Similarly, Rep. Justin Amash of Michigan had a voting record that won praise from top conservative groups in Washington. But his days in the GOP were numbered after he called for impeaching Trump in May. He left the party a few months later and is now an independent.
In Van Drew’s case, opposition to impeachment overwhelmed everything else, and his support among Democrats plummeted. Because of impeachment, and more broadly because of his stance on Trump, he is now a Republican.
And since Van Drew’s party switch in December, he’s had to contend with criticism from both sides. Democrats are furious at the betrayal, while local Republicans have been skeptical of his conservative bona fides. He has voted with Trump only 7% of the time since taking office, according to a tally by the website FiveThirtyEight. He has a 100% rating from the Planned Parenthood Action Fund.
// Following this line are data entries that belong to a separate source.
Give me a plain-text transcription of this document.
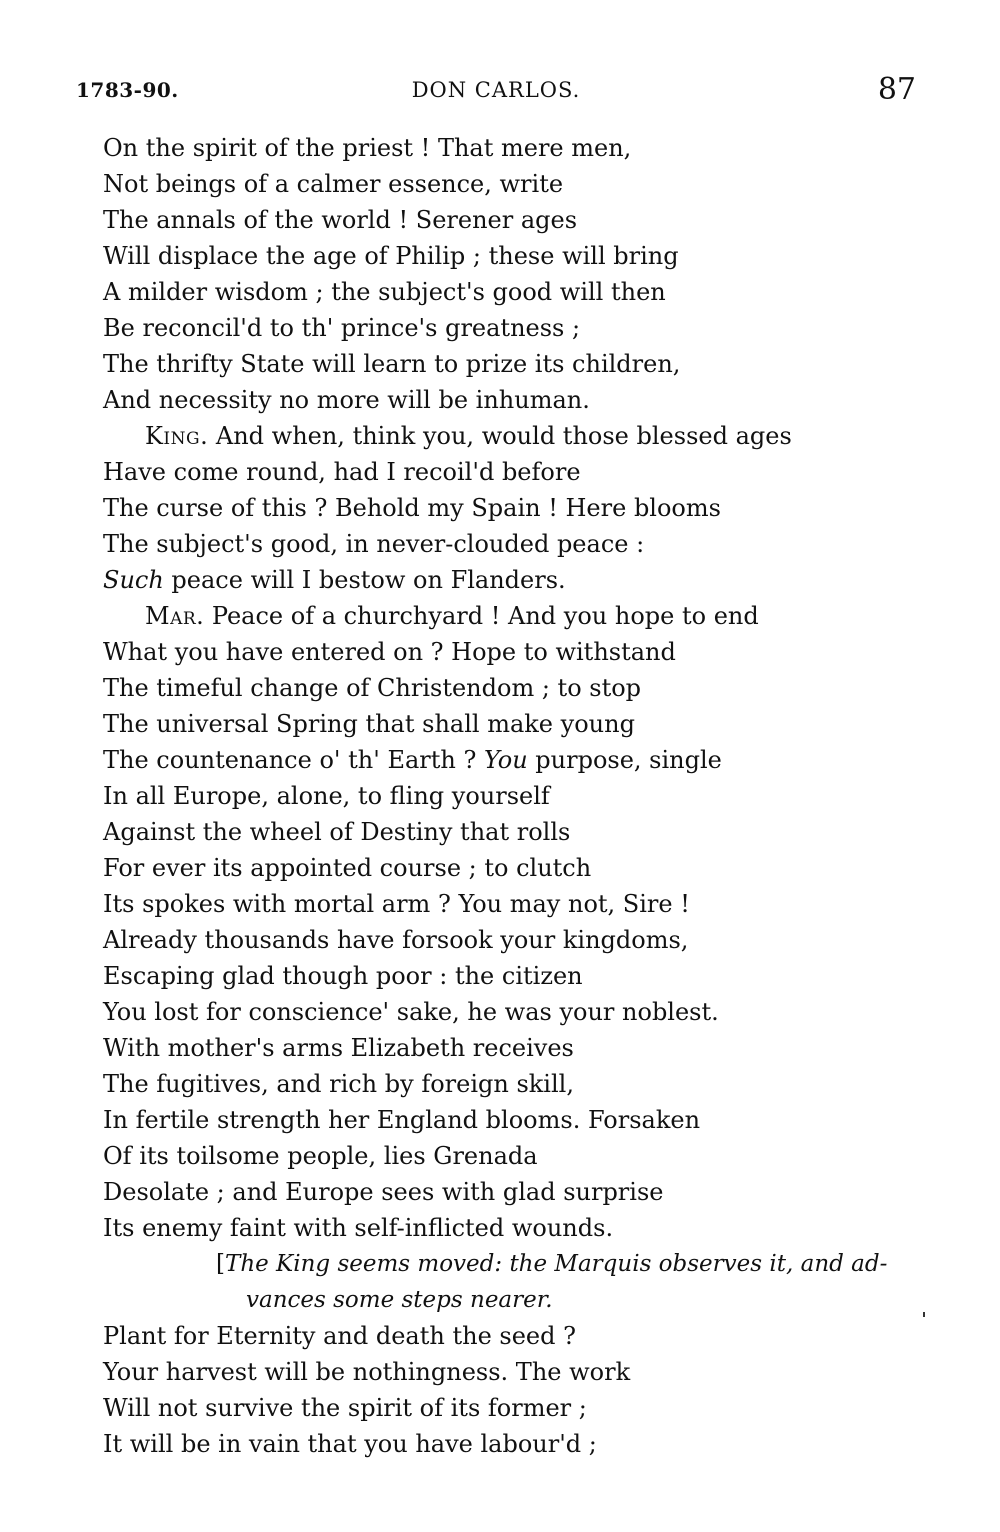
1783-90.	DON CARLOS.	87
On the spirit of the priest ! That mere men,
Not beings of a calmer essence, write
The annals of the world ! Serener ages
Will displace the age of Philip ; these will bring
A milder wisdom ; the subject's good will then
Be reconcil'd to th' prince's greatness ;
The thrifty State will learn to prize its children,
And necessity no more will be inhuman.
King. And when, think you, would those blessed ages
Have come round, had I recoil'd before
The curse of this ? Behold my Spain ! Here blooms
The subject's good, in never-clouded peace :
Such peace will I bestow on Flanders.
Mar. Peace of a churchyard ! And you hope to end
What you have entered on ? Hope to withstand
The timeful change of Christendom ; to stop
The universal Spring that shall make young
The countenance o' th' Earth ? You purpose, single
In all Europe, alone, to fling yourself
Against the wheel of Destiny that rolls
For ever its appointed course ; to clutch
Its spokes with mortal arm ? You may not, Sire !
Already thousands have forsook your kingdoms,
Escaping glad though poor : the citizen
You lost for conscience' sake, he was your noblest.
With mother's arms Elizabeth receives
The fugitives, and rich by foreign skill,
In fertile strength her England blooms. Forsaken
Of its toilsome people, lies Grenada
Desolate ; and Europe sees with glad surprise
Its enemy faint with self-inflicted wounds.
[The King seems moved: the Marquis observes it, and ad-
vances some steps nearer.
Plant for Eternity and death the seed ?
Your harvest will be nothingness. The work
Will not survive the spirit of its former ;
It will be in vain that you have labour'd ;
But even though Van Drew’s path to reelection remained precarious, he received a welcome sign of the strength of Trump’s support in the Republican Party on Monday. David Richter, a millionaire construction executive who was seen as the GOP front-runner in the district before Van Drew switched parties, said he would switch districts and run against freshman Democrat Andy Kim instead. Another Republican challenger, Brian Fitzherbert, dropped out of the race Friday.
“Having the president fully endorse [Van Drew] and embrace him, it just doesn’t make sense for me to continue in this race,” Richter said. “I have endorsed Jeff Van Drew and will support his re-election campaign."
Wildwood was awakening from its usual winter slumber Monday afternoon. Pubs were organizing rally watch parties. RV’s with Trump signs were parked at the Walmart in nearby Rio Grande, and Trump rally regulars were camped out near the Convention Center as early as Sunday.
“We’ve been nonstop,” said Nancy DelPizzo of Toms River, N.J., who was selling Trump merchandise out of an RV in the Walmart lot.
Trump merchandise stands popped up, transforming summer beachwear shops into political souvenir shops, and Trump banners were hung from motel decks.
People took video selfies with a helicopter making practice landings near Wildwood High School behind them, and protesters held sign-making workshops. Throngs of counter-protesters are expected Tuesday, as Trump’s appearance has unified some 30 different anti-Trump groups and four Democratic candidates running in the primary to face Van Drew. One event will feature Martin Luther King III, eldest son of the late civil rights leader.
This will be the first time a sitting president has campaigned in New Jersey’s 2nd Congressional District since President George H.W. Bush visited Vineland in October 1992. In the fall of 1984, President Ronald Reagan stopped in Hammonton during his reelection travels. And President Theodore Roosevelt made brief “whistle stop” remarks there.
Police have cautioned about big crowds and long lines. The ticketed rally allows admission on a first-come, first-served basis.